TigerBlog hopes not. But if it doesn't, it won't because the bad guys aren't trying. It'll be because the good guys stop them.

That's the threat that the world faces now.

But even that isn't what today is about. Today is about remembering, as painful as that is.

This wasn't a movie. This wasn't something that got wrapped up neatly. This was a day that America was beaten and beaten badly - and yet it was a day of such unimaginable courage and fortitude that that even if it was physically tattered, the spirit of America - and especially New York City - was on full display, for the entire world to see.

TigerBlog knows so many people who were in New York that morning, or arriving at Newark Airport at around the same time. He knows former Princeton athletes who were in the Twin Towers that morning - one of whom, former men's lacrosse player John Schroeder - who was among those killed.

Schroeder was a St. Anthony's product from Long Island, and he was a member of the 1992 NCAA championship team. TigerBlog didn't know him well, but he thinks of his memory every year on this day.

TigerBlog was dropping off TigerBlog Jr. at the nursery school across from the Jadwin parking lot, after taking Miss TigerBlog to her babysitter that morning. He was told by a woman who worked at the nursery school about a plane that had flown in the World Trade Center, and when he went outside and looked up, he saw the most perfect, crystal-clear blue sky he's ever seen. No way, he thought, was this any kind of accident.

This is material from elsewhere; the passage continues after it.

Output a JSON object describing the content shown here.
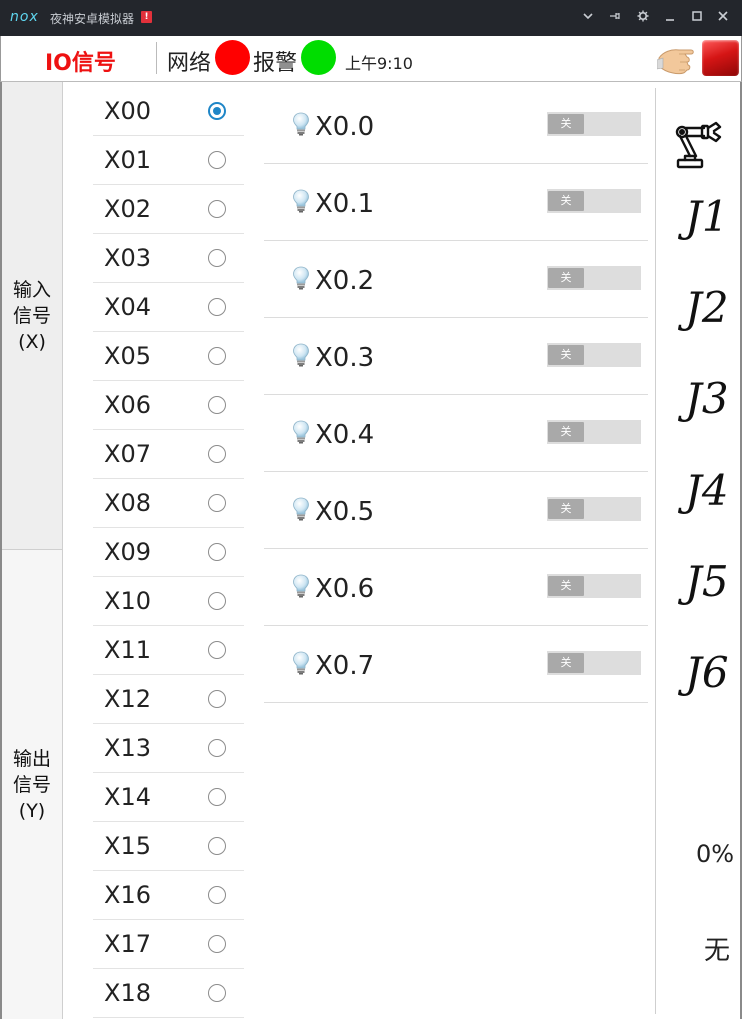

Of course, it wasn't. TB remembers being here all day, with everyone crowded around the only TV around at that time, one in the training room in Caldwell Field House. He remembers looking for information anywhere it could be found.

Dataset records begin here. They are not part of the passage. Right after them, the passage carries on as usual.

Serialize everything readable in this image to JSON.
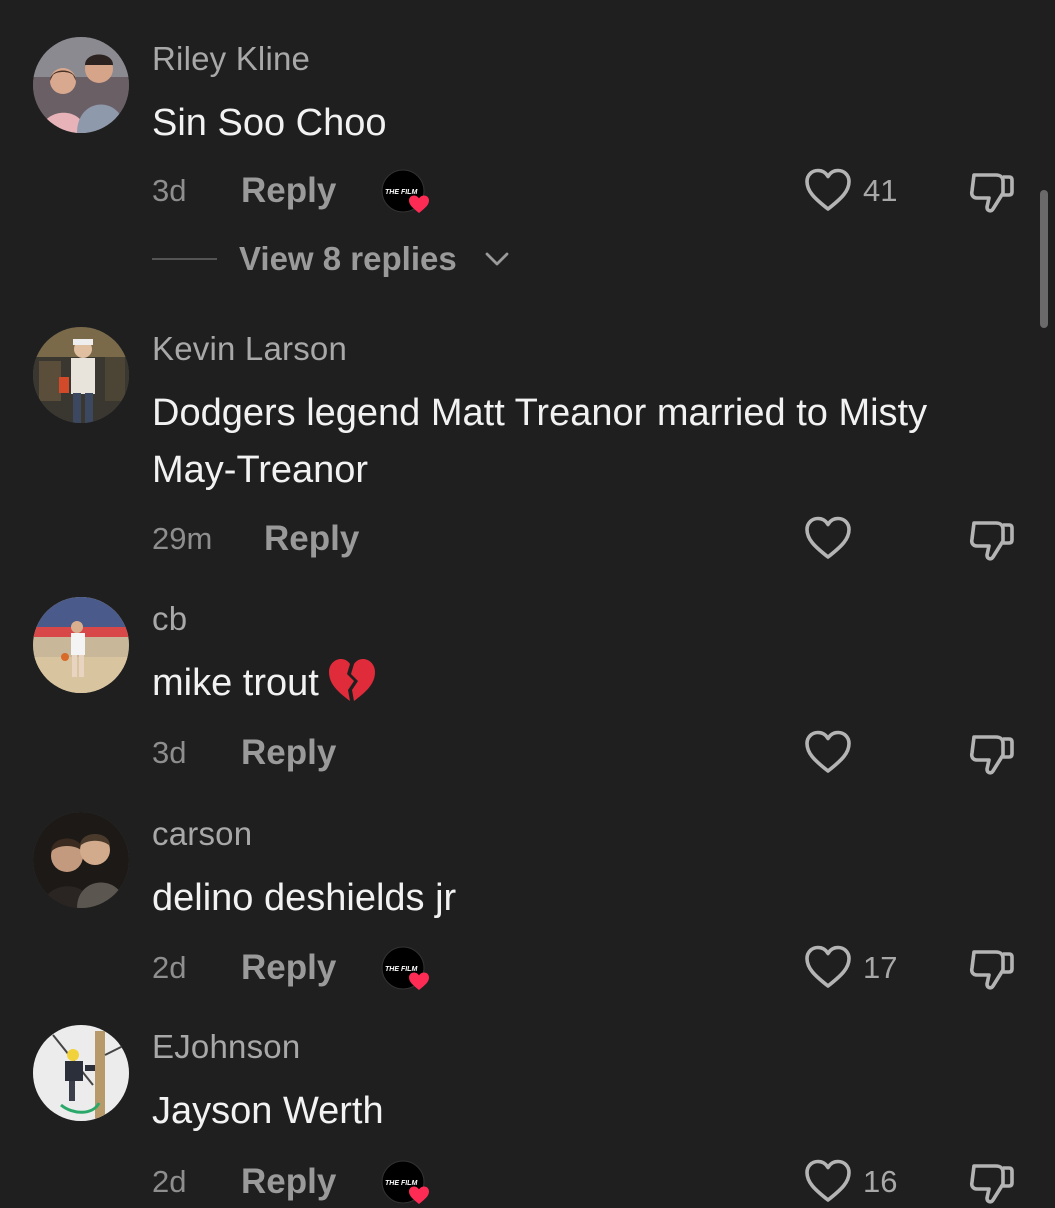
{
  "comments": [
    {
      "username": "Riley Kline",
      "text": "Sin Soo Choo",
      "time": "3d",
      "reply_label": "Reply",
      "creator_liked": true,
      "likes": "41",
      "view_replies": "View 8 replies"
    },
    {
      "username": "Kevin Larson",
      "text": "Dodgers legend Matt Treanor married to Misty May-Treanor",
      "time": "29m",
      "reply_label": "Reply",
      "creator_liked": false,
      "likes": ""
    },
    {
      "username": "cb",
      "text": "mike trout",
      "emoji": "broken-heart",
      "time": "3d",
      "reply_label": "Reply",
      "creator_liked": false,
      "likes": ""
    },
    {
      "username": "carson",
      "text": "delino deshields jr",
      "time": "2d",
      "reply_label": "Reply",
      "creator_liked": true,
      "likes": "17"
    },
    {
      "username": "EJohnson",
      "text": "Jayson Werth",
      "time": "2d",
      "reply_label": "Reply",
      "creator_liked": true,
      "likes": "16"
    }
  ],
  "creator_badge_text": "THE FILM",
  "icons": {
    "like": "heart-outline-icon",
    "dislike": "thumbs-down-outline-icon",
    "creator_badge": "creator-liked-badge-icon",
    "chevron": "chevron-down-icon"
  },
  "colors": {
    "background": "#1f1f1f",
    "username": "#a8a8a8",
    "text": "#f2f2f2",
    "meta": "#8e8e8e",
    "heart_badge": "#fe2c55"
  }
}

He remembers trying to get in touch with FatherBlog, whose office is in midtown, a relatively safe distance from Ground Zero and yet not really.

He remembers going back in the afternoon to pick up his kids and seeing TBJ and a few others on a swing, unaware of the significance of that day on their world, their childhoods.

That night, TigerBlog stood on his driveway and looked up to the clear sky. He saw stars everywhere, but no airplanes. They'd all been grounded. It was so calm, and yet so uneasy and unnerving, all at once.

TigerBlog was convinced that the next attack was on its way, in much the same way that people must have felt after Pearl Harbor, that there was another attack on Hawaii or even the mainland right behind the first one.

The night before the 13th anniversary of 9/11, TigerBlog was at the men's soccer game. At one point, a faint orange light appeared in the trees beyond the field. In what seemed like no time, that light became bigger and brighter as it rose above the trees, a beautiful moon on another beautiful evening.

The moon eventually went through some hazy clouds and then eventually stood watch over the field. It was a moment of serenity, of peacefulness.

But serenity and peace these days aren't what they were before the events of 13 years ago today.

America can try to hide from that fact, hide in the new iPhone, hide in reality TV, hide in the outrage over a football player who punched out his then-fiance and how a billion dollar enterprise has tried to make it go away as smoothly as possible, hide in whatever other diversion it wants.

It can't, though. It's there. It's not going away.

Remember what happened. Remember all of those who died, many of whom lived within a 50 or so mile radius of Princeton University. Think about the children who lost parents. Think about those who ran into the burning buildings and didn't come out. Think of the ones who lost their lives years later from the toxic mess that they cleaned up.

Think about it all.

And think about the threat that is still out there.

Never forget any of what happened not far from here 13 years ago today. Never.

Maybe one day, there will be real peace in this world. Whatever peace there had been, it was shattered on this day, in 2001.